Through its ABDD HABP/VABP Studies work, CTTI conducted qualitative interviews with 52 stakeholders—including patients at risk for pneumonia, caregivers, study investigators and coordinators, and IRB representatives—as part of formative research to assess the acceptability of the approach.

The study found that patients and caregivers had no concerns about patients being approached early and having their records monitored before they developed pneumonia. They believed that patients would be able to understand consent information before diagnosis, and shared their preferences for opt-out procedures.

IRB representatives were also supportive of an early enrollment strategy, and investigators and study coordinators indicated that the approach would not be burdensome.

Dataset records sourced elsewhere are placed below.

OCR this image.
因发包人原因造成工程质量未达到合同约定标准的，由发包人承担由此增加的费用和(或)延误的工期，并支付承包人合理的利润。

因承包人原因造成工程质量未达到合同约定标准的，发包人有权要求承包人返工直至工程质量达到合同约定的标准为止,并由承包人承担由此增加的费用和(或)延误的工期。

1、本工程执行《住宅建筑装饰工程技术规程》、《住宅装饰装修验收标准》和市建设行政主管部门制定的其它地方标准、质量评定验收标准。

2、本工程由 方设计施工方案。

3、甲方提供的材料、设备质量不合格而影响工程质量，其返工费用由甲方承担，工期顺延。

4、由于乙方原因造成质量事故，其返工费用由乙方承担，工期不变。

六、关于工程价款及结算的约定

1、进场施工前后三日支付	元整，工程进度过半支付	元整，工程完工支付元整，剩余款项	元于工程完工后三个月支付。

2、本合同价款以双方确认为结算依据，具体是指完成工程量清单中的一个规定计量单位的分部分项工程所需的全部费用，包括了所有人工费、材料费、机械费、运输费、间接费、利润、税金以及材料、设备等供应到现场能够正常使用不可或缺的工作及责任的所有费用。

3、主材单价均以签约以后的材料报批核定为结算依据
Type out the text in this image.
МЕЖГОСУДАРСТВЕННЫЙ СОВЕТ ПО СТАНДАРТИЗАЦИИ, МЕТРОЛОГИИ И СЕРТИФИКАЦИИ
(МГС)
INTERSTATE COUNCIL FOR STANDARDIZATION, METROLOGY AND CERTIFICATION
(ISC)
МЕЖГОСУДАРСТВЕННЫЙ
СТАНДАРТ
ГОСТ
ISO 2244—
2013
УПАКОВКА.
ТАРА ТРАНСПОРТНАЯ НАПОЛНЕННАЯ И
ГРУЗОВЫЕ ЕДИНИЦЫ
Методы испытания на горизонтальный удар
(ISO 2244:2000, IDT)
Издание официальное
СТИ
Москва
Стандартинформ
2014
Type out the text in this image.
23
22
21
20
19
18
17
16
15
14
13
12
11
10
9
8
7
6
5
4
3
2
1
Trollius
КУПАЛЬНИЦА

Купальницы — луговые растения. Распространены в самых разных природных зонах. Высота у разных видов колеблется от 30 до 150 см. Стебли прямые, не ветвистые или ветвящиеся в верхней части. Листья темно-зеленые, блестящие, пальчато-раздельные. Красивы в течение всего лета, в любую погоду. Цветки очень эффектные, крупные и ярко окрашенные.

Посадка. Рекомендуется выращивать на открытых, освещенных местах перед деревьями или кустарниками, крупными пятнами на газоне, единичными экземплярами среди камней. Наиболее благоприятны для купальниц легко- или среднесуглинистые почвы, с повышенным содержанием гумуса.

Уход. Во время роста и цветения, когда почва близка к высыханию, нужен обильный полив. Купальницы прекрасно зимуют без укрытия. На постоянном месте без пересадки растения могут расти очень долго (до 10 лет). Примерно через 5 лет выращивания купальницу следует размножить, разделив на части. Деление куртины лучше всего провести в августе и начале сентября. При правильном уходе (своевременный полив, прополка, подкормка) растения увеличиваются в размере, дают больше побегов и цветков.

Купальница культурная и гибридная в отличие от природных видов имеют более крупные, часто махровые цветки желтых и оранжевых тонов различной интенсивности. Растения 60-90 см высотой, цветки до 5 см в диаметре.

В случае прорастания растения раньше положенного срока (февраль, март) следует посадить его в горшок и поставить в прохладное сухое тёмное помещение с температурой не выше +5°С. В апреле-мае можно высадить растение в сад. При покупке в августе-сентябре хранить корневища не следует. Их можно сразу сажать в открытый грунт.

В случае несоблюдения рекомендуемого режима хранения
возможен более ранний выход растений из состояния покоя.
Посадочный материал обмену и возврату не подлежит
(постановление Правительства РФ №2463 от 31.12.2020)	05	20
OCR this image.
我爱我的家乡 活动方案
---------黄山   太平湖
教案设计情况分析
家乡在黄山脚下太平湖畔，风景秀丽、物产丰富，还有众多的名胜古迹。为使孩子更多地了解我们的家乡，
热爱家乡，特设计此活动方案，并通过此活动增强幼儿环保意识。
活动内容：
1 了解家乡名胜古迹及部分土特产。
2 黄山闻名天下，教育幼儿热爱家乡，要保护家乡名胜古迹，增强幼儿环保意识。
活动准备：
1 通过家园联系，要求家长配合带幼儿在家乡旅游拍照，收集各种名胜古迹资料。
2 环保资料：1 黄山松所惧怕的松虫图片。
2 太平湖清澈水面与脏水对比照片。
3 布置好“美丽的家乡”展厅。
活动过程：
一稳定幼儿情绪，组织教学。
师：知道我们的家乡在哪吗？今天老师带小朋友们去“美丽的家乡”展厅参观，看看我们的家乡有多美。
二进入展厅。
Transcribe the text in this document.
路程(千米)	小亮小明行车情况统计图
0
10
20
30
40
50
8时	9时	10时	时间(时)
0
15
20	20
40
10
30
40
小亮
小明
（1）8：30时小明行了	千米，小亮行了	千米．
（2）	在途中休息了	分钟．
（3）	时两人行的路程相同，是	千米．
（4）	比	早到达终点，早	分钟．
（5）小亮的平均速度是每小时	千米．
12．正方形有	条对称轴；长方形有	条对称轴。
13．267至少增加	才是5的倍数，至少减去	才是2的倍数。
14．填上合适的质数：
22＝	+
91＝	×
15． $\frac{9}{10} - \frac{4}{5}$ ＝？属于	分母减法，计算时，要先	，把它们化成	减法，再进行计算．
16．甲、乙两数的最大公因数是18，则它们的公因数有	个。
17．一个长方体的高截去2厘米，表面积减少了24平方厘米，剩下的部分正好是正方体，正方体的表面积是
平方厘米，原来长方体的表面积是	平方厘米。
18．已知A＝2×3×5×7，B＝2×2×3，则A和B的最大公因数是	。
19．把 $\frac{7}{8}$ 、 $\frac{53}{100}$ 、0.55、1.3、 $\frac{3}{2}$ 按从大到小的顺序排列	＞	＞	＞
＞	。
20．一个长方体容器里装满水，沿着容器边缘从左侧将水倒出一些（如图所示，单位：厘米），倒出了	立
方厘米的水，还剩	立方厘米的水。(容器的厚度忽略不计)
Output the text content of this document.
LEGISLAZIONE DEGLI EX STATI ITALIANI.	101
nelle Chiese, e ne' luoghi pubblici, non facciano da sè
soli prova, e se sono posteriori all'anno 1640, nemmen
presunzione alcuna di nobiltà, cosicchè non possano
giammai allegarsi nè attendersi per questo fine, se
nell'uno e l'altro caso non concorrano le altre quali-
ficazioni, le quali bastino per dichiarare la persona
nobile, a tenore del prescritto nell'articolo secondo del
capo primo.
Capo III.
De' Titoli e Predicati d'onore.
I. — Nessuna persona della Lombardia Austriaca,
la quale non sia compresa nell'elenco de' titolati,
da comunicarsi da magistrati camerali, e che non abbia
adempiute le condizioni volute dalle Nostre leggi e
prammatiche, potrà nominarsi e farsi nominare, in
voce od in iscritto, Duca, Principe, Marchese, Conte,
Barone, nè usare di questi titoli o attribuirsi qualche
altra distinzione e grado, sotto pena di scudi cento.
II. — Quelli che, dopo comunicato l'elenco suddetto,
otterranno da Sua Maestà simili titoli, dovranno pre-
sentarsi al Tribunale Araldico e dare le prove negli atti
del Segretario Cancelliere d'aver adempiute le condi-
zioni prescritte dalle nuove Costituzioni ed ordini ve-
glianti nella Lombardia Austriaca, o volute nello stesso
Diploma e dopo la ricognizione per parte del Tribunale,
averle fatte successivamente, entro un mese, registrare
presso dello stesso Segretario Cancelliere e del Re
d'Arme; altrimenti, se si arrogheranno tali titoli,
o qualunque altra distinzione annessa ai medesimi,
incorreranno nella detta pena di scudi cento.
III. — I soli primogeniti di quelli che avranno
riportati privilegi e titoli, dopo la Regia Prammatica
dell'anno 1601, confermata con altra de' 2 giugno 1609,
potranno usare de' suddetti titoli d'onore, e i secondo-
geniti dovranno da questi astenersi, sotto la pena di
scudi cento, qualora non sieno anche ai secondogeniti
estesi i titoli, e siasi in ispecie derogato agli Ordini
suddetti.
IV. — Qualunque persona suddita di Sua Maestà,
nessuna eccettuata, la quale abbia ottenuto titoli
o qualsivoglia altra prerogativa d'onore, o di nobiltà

CTTI to Support NIH Workgroup in Developing Evaluation Plan for Single IRB Policy

The NIH has selected CTTI to support a workgroup that will develop a comprehensive plan for assessing the NIH’s new single institutional review board (sIRB) policy. The policy, which became effective in January, requires U.S. sites participating in nonexempt multicenter human subjects research funded by the NIH to use a sIRB for ethical review, with the goal of improving the quality and efficiency of clinical research.

 

“For nearly a decade, CTTI has championed the adoption of sIRBs for multicenter clinical trials,” said Pamela Tenaerts, executive director at CTTI. “We are excited to use our expertise to craft an evaluation plan for the NIH policy, and to design standard evaluation methods that can be used by academic organizations, research sponsors, and others who are interested in implementing sIRBs.”

 

Sites in multicenter clinical trials have typically relied on their own IRBs to conduct required ethical reviews, often leading to needless repetition across sites. The goal of the NIH’s new sIRB policy is to enhance and streamline the review process for multicenter studies so that research can proceed as quickly as possible and research oversight may be improved.

 

CTTI has developed a number of recommendations and resources to support sIRB adoption, and the NIH referenced CTTI’s work in a 2014 draft policy recommending the use of sIRBs. Currently, CTTI is gathering information from sponsors, investigators, IRB members, and research and regulatory coordinators to determine actions that the NIH, the FDA, and the Office for Human Research Protections can take to help the research community adopt sIRB review.